L’œuvre de Wiseman, une œuvre touffue, variée, presque pléthorique, mais qui recèle quand même une grande unité. D’ailleurs, plusieurs films peuvent aborder le même sujet, parfois à deux ou trois dizaines d’années d’écart. Domine l’approche des grandes institutions publiques, avec le souci de rendre compte du fonctionnement de la démocratie américaine. Il semble cependant que dans la dernière décennie, le cinéaste s’oriente de plus en plus vers des organismes culturels et artistiques. Au total, un regard posé sur le monde contemporain dans ses multiples facettes. Un regard personnel, original.

Le système éducatif. En 1968, dans High School, il filme à Philadelphie un lycée à la pédagogie plutôt traditionnelle. En 1994, High School II montre les évolutions fondamentales du système remplaçant une discipline autoritaire par une responsabilisation de plus en plus grande des élèves. L’université publique de Berkeley en Californie (At Berkeley, 2013) fait l’objet d’un film réalisé à un moment clé de son histoire, celui de la réduction des crédits publics pour cause de néolibéralisme. C’est l’avenir même d’un enseignement supérieur gratuit, et donc ouvert à tous, qui est ainsi remis en cause.

L’ordre public et le système policier et juridique de répression. Dans Law and Order, (1969), il filme un commissariat à Kansas City. Il montre la violence quotidienne mais aussi celle des policiers blancs sur les Noirs. Le tribunal pour mineurs est par contre une institution dont Wiseman montre l’efficacité (Juvenile Court, 1973). Domestic Violence II (2003) est consacré au traitement judiciaire de la violence conjugale et familiale dont il avait suivi les manifestations dans le premier film (Domestic Violence I) portant ce titre en filmant les femmes victimes de violence hébergées dans un foyer en Floride.

L’armée. Basing training (1971) aborde le service militaire et Manœuvre (1979) l’entraînement militaire sur la base de Fort Polk en Louisiane. Enfin, en 1987, il filme la base Vandenberg en Californie où est situé le siège de commandement de l’armée de l’air et le fameux « bouton rouge » qui peut déclencher l’arme nucléaire (Missile).

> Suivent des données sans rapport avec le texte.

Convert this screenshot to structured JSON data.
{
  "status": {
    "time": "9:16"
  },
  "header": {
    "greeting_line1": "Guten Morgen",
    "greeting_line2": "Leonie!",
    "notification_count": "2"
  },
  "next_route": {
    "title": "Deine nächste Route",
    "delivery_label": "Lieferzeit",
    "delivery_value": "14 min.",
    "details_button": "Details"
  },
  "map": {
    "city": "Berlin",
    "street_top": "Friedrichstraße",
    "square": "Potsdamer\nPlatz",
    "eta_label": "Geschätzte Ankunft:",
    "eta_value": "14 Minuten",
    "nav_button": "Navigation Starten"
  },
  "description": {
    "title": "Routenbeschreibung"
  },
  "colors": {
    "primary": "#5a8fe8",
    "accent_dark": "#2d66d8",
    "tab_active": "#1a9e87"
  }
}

Le système de santé. Il est abordé sous différentes formes. Le fonctionnement d’un hôpital (Hospital, 1970), un service de prise en charge des malades en fin de vie à l’hôpital Beth Israël de Boston (Near Death, 1989). En 1986, il consacre quatre films au handicap : Blind (les aveugles), Deaf (les sourds), Multihandicaped et Adjustement and Work (adaptation et emploi). Chaque fois, c’est la réalité de la maladie et de la souffrance humaine qui est au cœur du film. Comme bien sûr dans le premier film de Weiseman, Titicut follies.

Les problèmes sociaux. Welfare en 1975 aborde le système d’aide sociale et Public housing (1997) celui du logement dans une banlieue de Chicago.

Les animaux. Le laboratoire de Yecker où de savants étudient la sexualité des singes et pratiquent des expériences sur les animaux (Primate, 1974). Dans Meat (1976), on suit les bovins de leur élevage jusqu’à l’abattoir. On peut aussi considérer que des films comme Racetrack (1985) sur un champ de course et Zoo (1992) concernent aussi les animaux vus cette fois sous l’angle des distractions humaines.

La mode et la consommation. Model (1980) avec les mannequins de l’agence Zoli , et The Store (1983), les magasins Neiman-Marcus à Dallas, temple du luxe et de l’argent.

La vie culturelle et artistique. En 1995, Weiseman s’intéresse une première fois à la danse en filmant l’American Ballet Theater (Ballet), puis en 2009 il filme le ballet de l’Opéra de Paris (La Danse). En France, il a réalisé deux autres films dans le domaine culturel, La Comédie-Française ou l’amour joué (1996) pour le théâtre et Crazy Horse (2011). En 2014, son film National Gallery sur le musée londonien est présenté au Festival de Cannes, hors compétition. Le dernier en date, Ex Libris (2017) est consacré à The New York Public Library, un haut lieu de la culture.

Enfin, on peut citer des films qui ne rentrent pas vraiment dans une catégorie particulière, Central Park (1989), Aspen (1990), une station de ski, Belfast, Maine, une station touristique de la côte Est, Boxing Gym (2010), une salle de boxe à Austin au Texas. Quant à In jackson Heights (2016) il nous plonge dans un quartier de New York, en dehors de Manhattan.